+++ /dev/null
-Zvrank: an experimental ranking algorithm. See doc/zvrank.txt and
-source in index/zvrank.c. Enable this by using rank: zvrank in zebra.cfg.
-Contributed by Johannes Leveling <Johannes.Leveling at
-fernuni-hagen.de>
-
-
-This is an experimental addon (or patch) for the Zebra server
-to faciliate ranked searches with the Vector Space Model.
-To install the addon, copy the file 'rank1.c' in the index
-directory of the Zebra distribution to 'rank1.c.orig' and
-replace 'rank1.c' with 'zrank1.c'. Then recompile Zebra.

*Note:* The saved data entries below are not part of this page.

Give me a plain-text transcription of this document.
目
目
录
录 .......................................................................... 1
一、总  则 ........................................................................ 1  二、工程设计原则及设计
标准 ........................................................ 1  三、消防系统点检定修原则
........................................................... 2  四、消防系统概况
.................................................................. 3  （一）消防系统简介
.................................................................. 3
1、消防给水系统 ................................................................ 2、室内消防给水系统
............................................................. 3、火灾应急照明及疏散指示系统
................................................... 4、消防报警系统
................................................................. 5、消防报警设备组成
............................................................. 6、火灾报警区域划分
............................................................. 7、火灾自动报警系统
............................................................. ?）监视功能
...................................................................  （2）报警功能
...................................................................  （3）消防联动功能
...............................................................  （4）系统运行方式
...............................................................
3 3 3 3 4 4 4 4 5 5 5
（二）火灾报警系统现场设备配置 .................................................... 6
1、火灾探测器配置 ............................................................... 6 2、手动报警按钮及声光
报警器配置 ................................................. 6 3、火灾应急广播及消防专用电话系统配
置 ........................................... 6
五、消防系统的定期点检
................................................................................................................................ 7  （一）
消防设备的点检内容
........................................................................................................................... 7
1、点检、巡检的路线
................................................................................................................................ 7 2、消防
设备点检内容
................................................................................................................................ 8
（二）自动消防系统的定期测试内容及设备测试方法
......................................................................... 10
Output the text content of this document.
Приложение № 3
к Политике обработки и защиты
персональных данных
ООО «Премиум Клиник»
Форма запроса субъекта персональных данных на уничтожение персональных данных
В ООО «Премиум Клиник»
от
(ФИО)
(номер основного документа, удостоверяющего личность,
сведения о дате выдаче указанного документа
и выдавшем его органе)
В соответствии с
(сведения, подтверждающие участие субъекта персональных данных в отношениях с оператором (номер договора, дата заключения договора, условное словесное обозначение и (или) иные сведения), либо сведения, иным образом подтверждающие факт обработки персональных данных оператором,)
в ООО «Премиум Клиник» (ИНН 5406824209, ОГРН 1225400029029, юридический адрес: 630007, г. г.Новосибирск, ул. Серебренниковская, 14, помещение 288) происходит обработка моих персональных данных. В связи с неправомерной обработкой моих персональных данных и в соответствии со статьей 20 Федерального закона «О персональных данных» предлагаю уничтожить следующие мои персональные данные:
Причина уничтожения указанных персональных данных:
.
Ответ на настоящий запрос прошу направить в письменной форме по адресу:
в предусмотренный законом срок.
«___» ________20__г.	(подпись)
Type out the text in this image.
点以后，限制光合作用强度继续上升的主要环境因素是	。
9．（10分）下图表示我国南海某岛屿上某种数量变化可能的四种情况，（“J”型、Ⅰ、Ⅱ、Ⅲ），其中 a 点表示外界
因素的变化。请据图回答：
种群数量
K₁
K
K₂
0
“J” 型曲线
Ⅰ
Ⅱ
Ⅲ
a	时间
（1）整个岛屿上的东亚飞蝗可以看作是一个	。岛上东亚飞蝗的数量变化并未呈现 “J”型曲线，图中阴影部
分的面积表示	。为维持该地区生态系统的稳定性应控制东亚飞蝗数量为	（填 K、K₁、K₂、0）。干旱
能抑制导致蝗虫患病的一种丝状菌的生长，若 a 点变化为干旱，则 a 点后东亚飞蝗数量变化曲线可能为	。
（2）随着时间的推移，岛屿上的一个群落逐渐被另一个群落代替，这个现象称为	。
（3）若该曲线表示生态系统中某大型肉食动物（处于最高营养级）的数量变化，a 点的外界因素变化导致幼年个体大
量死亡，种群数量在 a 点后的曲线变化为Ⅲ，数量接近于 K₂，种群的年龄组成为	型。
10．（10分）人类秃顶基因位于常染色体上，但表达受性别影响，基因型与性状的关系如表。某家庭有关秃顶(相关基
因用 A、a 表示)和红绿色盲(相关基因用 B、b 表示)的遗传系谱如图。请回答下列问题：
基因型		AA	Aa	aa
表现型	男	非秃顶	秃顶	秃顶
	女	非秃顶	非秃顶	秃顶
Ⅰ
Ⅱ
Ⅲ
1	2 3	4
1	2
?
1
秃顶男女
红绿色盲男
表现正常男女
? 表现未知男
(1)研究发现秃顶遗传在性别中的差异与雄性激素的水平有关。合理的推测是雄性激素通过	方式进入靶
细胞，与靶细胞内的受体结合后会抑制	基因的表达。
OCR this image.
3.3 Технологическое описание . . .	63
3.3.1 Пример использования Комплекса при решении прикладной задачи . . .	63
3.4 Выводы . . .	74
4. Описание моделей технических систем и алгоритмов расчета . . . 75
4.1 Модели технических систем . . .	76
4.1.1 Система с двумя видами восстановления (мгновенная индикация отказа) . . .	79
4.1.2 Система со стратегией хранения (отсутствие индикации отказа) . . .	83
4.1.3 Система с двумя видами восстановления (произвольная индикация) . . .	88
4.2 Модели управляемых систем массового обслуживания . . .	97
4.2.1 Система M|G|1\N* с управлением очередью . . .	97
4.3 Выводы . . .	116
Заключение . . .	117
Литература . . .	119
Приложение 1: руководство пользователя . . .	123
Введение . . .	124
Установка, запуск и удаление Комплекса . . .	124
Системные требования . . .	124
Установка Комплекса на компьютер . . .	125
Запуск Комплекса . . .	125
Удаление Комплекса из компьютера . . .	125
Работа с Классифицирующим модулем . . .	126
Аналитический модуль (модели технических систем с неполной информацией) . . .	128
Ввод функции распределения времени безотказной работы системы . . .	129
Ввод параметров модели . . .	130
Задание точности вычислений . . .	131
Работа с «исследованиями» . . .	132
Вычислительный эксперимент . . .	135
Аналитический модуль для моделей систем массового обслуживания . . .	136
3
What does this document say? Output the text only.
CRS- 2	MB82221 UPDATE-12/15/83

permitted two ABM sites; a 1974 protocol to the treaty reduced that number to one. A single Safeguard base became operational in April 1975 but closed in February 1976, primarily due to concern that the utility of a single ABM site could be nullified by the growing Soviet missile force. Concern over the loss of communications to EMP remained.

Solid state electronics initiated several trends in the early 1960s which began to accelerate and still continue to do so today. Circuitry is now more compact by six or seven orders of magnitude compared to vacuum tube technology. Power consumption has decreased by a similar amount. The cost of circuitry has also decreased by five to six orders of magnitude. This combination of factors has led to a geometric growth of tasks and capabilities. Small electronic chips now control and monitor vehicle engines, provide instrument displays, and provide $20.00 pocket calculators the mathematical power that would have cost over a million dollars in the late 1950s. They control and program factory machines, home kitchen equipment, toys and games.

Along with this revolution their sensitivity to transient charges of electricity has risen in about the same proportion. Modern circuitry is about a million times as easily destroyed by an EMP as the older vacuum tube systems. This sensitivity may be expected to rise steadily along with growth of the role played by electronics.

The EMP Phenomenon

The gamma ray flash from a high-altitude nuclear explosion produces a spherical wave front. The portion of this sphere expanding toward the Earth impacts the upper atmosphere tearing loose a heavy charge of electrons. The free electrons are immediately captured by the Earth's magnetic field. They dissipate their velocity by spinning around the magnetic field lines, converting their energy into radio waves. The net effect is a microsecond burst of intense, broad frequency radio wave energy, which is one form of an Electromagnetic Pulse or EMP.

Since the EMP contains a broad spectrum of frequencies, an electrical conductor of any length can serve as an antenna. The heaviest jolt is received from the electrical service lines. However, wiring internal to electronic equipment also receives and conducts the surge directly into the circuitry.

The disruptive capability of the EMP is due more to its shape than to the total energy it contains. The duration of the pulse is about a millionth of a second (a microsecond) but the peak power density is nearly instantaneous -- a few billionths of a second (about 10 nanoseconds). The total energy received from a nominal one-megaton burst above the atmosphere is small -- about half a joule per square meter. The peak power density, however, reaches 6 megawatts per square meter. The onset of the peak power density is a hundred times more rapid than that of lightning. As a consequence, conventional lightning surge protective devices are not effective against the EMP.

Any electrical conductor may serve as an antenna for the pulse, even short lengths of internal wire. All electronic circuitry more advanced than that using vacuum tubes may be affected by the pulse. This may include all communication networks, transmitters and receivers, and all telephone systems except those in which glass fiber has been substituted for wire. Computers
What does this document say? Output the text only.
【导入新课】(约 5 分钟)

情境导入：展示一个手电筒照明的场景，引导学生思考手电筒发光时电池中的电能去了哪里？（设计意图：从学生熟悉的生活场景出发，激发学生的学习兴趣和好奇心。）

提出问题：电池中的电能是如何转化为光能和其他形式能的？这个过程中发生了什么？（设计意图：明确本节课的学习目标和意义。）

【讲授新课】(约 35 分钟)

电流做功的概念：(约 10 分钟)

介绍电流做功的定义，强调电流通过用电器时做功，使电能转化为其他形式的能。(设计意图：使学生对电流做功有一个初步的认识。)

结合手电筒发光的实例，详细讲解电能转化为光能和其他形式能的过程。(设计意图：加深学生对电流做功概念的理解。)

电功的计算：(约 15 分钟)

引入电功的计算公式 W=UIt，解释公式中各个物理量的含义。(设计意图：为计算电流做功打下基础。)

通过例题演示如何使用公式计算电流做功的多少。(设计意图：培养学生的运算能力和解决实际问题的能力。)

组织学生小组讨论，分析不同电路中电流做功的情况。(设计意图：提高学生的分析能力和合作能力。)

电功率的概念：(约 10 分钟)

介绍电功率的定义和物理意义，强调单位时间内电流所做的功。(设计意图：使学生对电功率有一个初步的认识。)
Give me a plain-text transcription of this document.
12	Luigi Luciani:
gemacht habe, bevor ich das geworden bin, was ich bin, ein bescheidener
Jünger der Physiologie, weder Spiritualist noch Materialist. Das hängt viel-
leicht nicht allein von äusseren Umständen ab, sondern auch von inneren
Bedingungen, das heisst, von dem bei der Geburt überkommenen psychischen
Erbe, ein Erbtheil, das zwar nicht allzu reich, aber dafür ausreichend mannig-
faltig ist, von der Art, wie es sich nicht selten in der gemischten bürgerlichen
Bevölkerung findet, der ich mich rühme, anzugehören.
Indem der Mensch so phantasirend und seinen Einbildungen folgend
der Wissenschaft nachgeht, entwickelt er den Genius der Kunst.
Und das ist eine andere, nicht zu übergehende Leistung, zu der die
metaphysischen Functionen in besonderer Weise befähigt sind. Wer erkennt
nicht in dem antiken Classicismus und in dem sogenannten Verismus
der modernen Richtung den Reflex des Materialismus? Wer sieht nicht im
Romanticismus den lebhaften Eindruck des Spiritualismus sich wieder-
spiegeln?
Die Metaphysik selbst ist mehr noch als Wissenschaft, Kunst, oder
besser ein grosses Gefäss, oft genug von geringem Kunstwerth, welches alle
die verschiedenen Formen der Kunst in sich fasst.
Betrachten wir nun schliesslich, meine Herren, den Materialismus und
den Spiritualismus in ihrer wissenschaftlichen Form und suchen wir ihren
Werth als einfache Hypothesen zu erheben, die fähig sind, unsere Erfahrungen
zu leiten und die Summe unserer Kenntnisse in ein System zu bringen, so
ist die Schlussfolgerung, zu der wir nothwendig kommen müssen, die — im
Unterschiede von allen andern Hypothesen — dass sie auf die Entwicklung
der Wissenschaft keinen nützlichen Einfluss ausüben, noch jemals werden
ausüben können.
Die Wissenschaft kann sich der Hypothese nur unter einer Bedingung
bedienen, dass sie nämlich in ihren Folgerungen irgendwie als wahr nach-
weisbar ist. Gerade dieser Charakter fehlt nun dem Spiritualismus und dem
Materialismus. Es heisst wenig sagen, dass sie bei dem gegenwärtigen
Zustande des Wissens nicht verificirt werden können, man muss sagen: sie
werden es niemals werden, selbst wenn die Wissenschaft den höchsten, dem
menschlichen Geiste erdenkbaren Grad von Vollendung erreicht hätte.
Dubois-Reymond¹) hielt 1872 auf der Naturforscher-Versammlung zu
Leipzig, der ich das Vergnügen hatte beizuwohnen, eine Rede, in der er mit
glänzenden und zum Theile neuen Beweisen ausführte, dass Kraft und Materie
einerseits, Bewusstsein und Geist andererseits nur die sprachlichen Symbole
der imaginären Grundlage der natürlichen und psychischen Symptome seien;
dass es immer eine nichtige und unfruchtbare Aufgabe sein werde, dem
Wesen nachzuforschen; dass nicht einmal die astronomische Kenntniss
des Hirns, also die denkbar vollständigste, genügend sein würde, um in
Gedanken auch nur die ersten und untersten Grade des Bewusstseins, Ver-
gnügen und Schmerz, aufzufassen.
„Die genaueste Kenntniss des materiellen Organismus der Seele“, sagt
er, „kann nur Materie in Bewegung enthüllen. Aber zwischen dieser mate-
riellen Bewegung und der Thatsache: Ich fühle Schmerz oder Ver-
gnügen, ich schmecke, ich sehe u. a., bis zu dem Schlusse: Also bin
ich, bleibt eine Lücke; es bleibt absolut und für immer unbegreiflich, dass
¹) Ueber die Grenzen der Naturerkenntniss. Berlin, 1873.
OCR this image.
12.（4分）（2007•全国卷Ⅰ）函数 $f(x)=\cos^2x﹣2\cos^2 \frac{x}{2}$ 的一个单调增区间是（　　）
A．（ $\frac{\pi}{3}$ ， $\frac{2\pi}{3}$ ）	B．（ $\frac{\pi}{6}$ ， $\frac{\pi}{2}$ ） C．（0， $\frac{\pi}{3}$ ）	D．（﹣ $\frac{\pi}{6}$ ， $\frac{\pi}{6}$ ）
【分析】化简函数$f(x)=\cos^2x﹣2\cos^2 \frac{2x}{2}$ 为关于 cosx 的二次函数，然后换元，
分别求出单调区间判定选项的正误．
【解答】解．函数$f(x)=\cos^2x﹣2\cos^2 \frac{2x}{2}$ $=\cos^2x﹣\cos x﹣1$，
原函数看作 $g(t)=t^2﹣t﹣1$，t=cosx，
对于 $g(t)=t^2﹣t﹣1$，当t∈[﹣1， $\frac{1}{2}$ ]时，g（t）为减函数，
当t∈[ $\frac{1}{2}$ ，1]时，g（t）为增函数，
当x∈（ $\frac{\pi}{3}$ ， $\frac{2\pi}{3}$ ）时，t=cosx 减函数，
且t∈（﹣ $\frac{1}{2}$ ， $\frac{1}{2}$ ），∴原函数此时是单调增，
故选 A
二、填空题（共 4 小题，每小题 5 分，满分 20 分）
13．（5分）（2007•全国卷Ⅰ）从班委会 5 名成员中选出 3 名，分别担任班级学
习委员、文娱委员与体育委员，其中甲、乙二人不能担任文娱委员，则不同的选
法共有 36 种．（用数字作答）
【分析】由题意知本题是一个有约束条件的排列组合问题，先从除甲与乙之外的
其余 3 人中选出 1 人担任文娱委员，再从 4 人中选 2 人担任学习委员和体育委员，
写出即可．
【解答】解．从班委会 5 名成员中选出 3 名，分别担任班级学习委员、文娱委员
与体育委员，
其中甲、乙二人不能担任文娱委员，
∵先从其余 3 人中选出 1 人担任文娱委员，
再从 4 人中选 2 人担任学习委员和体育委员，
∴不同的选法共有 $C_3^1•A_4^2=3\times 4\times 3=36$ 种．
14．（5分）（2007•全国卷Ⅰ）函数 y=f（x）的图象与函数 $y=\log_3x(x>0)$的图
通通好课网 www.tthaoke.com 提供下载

-(make sure you link with the math library, so add the linker option
-'-lm' if necessary).
-
-
-Introduction:
-=============
-In the vector space model, queries and documents are
-represented as vectors of term weights. Positive weights
-characterise terms assigned to a document while a zero weight
-is used for terms that do not occur in the document.
-The most popular method to obtain term weights is the tf-idf
-weighting schema, where the weight of a term is calculated as
-the product of a term factor (tf) and an inverse document factor
-(idf). Combining the tf and idf factors (usually the product)
-and normalizing them yields a tf-idf vector (or term weight vector)
-modelling a document (or query).
-The similarity score between a query and a document (or the
-similarity between two documents) depends on the term weight vectors and is
-then computed by a similarity function combining these two
-weight vectors (most often the cosine between the vectors is computed).
-
-Weighting functions:
-====================
-1) term frequency functions:
- locc denotes the in document frequency of a term (local frequency)
-
- none ('n'): tf = locc
- binary ('b'): tf = 1
- max_norm ('m'): tf = locc/max_locc
- aug_norm ('a'): tf = K + (1 - K) * (locc/max_locc) ; K = 0.5
- square ('s'): tf = locc * locc
- log ('l'): tf = log(locc) + 1
-
-2) inverse document functions:
- gocc is the database frequency of a term (global frequncy)
- num_docs is the number of documents in the database
-
- none ('n'): idf = 1
- tfidf ('t'): idf = log (num_docs / gocc)
- prob ('p'): idf = log ((num_docs - gocc) / gocc)
- freq ('f'): idf = 1 / n
- squared ('s'): idf = log (num_docs / gocc) ^ 2
-
-3) weight normalisation functions:
- wt = tf * idf
-
- none ('n'): nwt = wt
- sum ('s'): nwt = wt / sum ( wt_i )
- cosine ('c'): nwt = wt / sqrt ( sum ( wt_i ^2 ))
- fourth ('f'): nwt = wt / sum ( wt_i ^ 4 )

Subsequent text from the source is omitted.